I’ve noticed that the “Emoji & Symbols” pop-up window for MacOS (ctrl + cmd + spacebar) and Windows 11 (Windows logo + period) have similar-looking, yet slightly (or vastly) different emojis and symbols, some of which are in one OS but not the other. Emojis and symbols are a very regular part of many users’ methods of communication and documentation, to the point where some applications, such as Twitter (example of communication) and Notion (example of documentation) defer to auto-correcting one set of emojis from an OS to a set that makes the user experience consistent across different operating systems.

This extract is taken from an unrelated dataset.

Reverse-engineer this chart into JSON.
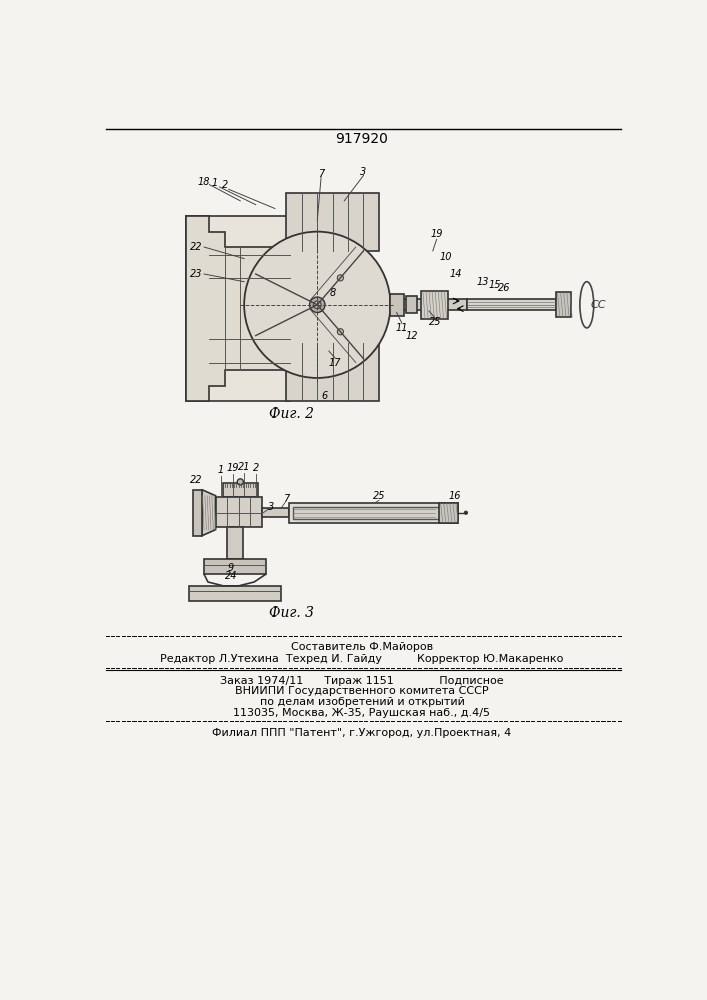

Why isn’t there an agreed-upon system or set of emojis/symbols that make the experience OS-agnostic?
In: Technology
Similar to how you can write with different fonts when editing text (e.g. Arial, Helvetica, Roboto, Times New Roman), emojis are backed by a font too that ship together with these operating systems. These are proprietary fonts, so they’re different.
Some applications may opt to use their own sets however, so what they’ll do is simply replace the characters with images from their own set. Twitter’s Twemoji set is one such example, you’ll find used at various places, such as on Discord. These sets will (can) be consistent across platforms (idk if on iOS this is forbidden or not, so that might be an exception). This is also how e.g. Discord can allow for user-defined emojis.
And some other applications, like MS Teams, will even go as far as to replace these characters with full blown animations. Similar story.